Agregando iniciativas
A experiência fluminense deverá servir de guia para a criação de serviços congêneres em todo o Brasil, mas não vai inviabilizar outros programas em andamento. Entre eles, destaca-se a inauguração no último dia 22 de setembro, no Distrito Federal e Mato Grosso, Varas Especializadas de Violência Doméstica e Familiar contra a Mulher. Essas varas começaram a funcionar no mesmo dia da entrada em vigor da “Lei Maria da Penha” (Lei nº 11.340/2006).
Mesmo antes da inauguração dessas varas, alguns tribunais no Brasil já se preocupavam com o problema. Na Justiça do Distrito Federal, por exemplo, os casos de menor potencial ofensivo eram tratados nos JECRIMs, que contavam com apoio do Núcleo Psicossocial forense (NUPS). O grupo, multidisciplinar, realiza o acompanhamento psicossocial e terapêutico com a vitima e agressor. O projeto do TJDF também atua em casos originados pelo uso droga e do alcoolismo.
De acordo com o NUPS, na maioria dos casos, a mulher agredida não quer se separar do marido, mas apresenta a queixa para que o conflito doméstico termine, na tentativa de manter o núcleo familiar unido. Grande parte dos agressores são alcoólatras. Nesse caso o NUPS oferece terapia especializada visando a recuperação do álcool-dependente.
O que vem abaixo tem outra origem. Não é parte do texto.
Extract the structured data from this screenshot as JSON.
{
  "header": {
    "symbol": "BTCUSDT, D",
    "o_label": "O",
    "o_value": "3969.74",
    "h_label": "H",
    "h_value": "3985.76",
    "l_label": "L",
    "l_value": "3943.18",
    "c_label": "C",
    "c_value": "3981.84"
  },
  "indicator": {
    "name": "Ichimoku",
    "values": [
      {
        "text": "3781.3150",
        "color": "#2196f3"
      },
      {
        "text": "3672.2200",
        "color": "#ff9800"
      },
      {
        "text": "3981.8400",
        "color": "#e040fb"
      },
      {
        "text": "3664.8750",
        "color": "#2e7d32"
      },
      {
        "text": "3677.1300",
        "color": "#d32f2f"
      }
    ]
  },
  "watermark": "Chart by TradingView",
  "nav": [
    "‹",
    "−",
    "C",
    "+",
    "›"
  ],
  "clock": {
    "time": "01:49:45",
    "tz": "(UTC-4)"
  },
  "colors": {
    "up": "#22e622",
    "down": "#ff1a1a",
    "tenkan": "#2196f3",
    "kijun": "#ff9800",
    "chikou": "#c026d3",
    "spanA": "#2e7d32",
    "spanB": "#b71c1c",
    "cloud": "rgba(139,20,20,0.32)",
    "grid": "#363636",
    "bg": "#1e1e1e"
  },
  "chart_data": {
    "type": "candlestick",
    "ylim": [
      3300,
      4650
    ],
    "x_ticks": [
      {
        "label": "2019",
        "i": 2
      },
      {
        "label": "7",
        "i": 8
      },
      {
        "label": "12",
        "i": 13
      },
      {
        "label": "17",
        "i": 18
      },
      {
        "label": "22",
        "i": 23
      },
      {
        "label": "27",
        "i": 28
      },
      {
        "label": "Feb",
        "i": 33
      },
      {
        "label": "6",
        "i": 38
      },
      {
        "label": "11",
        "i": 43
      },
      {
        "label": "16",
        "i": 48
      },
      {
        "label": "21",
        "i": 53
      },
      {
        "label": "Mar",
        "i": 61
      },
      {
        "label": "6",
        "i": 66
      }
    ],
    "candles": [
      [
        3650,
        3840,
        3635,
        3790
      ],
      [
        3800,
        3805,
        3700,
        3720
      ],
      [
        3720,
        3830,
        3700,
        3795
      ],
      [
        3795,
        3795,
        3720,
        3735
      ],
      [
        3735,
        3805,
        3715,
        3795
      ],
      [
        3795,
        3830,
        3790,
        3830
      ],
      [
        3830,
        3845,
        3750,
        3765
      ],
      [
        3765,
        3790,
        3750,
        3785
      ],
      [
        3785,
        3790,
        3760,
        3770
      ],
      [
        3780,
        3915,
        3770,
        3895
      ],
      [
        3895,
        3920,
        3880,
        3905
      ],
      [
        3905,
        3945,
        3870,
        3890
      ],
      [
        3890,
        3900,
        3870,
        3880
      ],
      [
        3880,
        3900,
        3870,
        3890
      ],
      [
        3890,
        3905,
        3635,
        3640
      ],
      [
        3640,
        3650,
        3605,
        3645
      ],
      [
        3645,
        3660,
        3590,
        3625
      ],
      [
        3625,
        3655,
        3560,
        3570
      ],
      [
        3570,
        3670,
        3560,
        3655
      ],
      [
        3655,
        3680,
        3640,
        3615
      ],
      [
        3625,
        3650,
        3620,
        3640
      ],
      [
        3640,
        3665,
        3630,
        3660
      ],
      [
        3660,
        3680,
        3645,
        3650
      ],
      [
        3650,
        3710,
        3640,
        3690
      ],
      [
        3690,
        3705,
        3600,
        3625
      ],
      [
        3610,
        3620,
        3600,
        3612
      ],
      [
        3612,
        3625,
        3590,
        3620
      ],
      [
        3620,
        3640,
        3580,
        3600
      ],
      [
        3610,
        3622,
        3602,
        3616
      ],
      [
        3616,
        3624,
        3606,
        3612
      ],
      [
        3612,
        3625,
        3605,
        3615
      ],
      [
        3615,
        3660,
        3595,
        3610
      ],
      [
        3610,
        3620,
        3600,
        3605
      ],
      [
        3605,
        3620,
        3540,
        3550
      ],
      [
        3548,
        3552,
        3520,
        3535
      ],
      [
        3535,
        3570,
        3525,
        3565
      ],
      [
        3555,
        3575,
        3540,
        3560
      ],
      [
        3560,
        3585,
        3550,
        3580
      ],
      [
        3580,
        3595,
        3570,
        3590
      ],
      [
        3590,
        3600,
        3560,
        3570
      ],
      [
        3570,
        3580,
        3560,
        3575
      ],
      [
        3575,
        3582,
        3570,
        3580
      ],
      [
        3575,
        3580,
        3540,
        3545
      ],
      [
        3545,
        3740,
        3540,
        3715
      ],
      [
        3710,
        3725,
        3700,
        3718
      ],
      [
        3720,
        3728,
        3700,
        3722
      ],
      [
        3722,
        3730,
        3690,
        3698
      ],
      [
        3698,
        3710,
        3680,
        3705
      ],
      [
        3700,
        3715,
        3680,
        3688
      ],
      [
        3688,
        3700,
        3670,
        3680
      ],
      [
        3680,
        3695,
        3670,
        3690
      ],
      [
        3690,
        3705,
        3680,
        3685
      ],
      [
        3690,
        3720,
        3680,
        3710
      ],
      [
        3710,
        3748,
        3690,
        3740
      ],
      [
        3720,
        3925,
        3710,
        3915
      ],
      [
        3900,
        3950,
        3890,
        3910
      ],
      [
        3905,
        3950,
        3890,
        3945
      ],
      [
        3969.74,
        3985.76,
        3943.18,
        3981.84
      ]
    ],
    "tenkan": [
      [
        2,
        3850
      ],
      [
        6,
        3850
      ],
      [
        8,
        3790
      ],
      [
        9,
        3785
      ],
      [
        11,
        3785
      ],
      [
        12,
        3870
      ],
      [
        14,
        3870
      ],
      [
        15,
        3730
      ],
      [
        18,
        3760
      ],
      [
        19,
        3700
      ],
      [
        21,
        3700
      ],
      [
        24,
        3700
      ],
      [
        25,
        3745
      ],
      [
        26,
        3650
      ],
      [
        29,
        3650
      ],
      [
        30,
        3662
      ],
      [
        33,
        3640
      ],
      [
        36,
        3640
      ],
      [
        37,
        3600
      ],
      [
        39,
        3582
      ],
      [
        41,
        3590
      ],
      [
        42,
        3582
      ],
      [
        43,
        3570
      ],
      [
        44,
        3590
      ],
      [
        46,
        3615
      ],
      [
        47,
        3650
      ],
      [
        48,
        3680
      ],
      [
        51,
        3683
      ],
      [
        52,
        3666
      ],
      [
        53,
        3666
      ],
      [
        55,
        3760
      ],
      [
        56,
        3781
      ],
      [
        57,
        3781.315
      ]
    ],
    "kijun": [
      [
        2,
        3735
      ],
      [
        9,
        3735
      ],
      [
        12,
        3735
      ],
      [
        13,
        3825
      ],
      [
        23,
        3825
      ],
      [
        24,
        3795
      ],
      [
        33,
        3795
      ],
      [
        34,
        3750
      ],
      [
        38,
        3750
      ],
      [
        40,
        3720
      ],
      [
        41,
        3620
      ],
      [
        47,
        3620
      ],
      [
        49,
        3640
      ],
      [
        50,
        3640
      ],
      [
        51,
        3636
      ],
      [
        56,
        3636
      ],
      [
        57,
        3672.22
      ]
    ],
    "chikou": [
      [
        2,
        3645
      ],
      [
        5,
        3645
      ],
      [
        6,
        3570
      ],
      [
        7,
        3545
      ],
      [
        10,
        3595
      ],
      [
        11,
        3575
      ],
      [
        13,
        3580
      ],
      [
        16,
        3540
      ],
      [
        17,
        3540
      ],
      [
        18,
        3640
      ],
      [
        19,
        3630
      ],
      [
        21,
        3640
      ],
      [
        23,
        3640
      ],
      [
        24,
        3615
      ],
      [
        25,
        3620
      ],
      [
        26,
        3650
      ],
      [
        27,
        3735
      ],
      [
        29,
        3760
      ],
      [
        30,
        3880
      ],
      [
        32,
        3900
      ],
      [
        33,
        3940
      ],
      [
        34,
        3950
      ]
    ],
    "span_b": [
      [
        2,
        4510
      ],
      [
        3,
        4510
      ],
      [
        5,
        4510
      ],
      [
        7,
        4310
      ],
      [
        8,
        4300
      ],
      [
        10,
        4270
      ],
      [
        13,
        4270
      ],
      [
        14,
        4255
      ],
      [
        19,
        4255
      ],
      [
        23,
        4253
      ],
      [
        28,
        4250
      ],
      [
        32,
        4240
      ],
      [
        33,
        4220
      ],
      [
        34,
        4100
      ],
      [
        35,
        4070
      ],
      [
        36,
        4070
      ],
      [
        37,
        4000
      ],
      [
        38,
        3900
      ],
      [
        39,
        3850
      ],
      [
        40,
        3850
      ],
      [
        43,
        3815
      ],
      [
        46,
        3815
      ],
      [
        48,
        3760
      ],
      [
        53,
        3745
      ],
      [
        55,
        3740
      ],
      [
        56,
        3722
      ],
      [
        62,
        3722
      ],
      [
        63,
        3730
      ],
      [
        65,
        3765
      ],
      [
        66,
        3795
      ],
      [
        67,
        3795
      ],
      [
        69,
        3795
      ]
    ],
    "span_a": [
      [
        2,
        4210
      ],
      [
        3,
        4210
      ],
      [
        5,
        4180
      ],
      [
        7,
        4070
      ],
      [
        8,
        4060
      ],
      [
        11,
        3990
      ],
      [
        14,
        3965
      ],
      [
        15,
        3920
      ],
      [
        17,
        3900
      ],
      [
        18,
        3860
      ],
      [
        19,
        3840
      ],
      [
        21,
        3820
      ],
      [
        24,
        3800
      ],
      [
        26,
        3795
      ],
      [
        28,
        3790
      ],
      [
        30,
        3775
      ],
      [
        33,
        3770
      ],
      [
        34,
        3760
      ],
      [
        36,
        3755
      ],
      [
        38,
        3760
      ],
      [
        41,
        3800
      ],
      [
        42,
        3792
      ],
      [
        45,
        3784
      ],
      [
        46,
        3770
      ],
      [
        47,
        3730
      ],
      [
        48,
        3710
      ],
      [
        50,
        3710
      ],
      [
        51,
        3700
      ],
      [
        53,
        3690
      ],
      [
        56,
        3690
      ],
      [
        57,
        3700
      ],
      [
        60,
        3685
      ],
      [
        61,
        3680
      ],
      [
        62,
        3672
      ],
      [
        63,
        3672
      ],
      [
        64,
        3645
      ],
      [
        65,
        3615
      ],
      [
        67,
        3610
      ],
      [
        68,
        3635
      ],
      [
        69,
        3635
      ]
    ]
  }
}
As mulheres (e filhos) em situação de risco, vítimas de violência em casa, são encaminhadas pelo núcleo a um abrigo, por meio da Delegacia Especial de Atendimento à Mulher.
O apoio do CNJ
A ministra Ellen Gracie acompanha a trajetória da Lei Maria da Penha, desde a apresentação do Projeto de Lei até a sanção presidencial em agosto, quando esteve presente à solenidade. Na ocasião, Ellen Gracie disse ver com muita alegria a sanção, que dá continuidade à chamada Convenção de Belém do Pará, criada para erradicação de toda forma de violência contra a mulher no mundo. “Trata-se de um instrumento importante para que eliminemos esse primeiro foco de violência”, completou. Desde aquela data a ministra já havia anunciado que o CNJ lançaria um programa para criação de Varas especializadas em problemas de violência doméstica, com a assistência de promotores, magistrados e psicólogos.
Lei Maria da Penha
A lei homenageia Maria da Penha Fernandes, símbolo da luta contra a violência familiar e doméstica. Cidadã cearense, ela sofreu duas tentativas de homicídio por parte do ex-marido. Na primeira, recebeu um tiro enquanto dormia, deixando-a paraplégica. O agressor alegou que errou o disparo contra um ladrão que tentava roubá-los. Como se não bastasse, durante sua recuperação, quinze dias após voltar para casa, o marido de Maria da Penha atentou pela segunda vez contra a vida da companheira, numa tentativa de eletrocutá-la durante o banho.
O agressor foi punido 19 anos após a ocorrência do crime, fato que provocou denúncias à Comissão Interamericana de Direitos Humanos da Organização dos Estados Americanos (OEA), pelo Centro pela Justiça pelo Direito Internacional (CEJIL) e pelo Comitê Latino-Americano de Defesa dos Direitos da Mulher (CLADEM).
Com a entrada em vigor dessa lei, a proteção da mulher vítima de violência familiar e doméstica recebe atenção diferenciada do sistema jurídico brasileiro. Entre as inovações mais importantes a vedação se aplicar penas pecuniárias [multas ou sanções que envolvam dinheiro] ao agressor. Também vai ser necessária a especialização em direitos humanos dos juízes, promotores, defensores e demais agentes que atenderão diretamente os envolvidos nos casos, sejam eles vítimas ou agressores.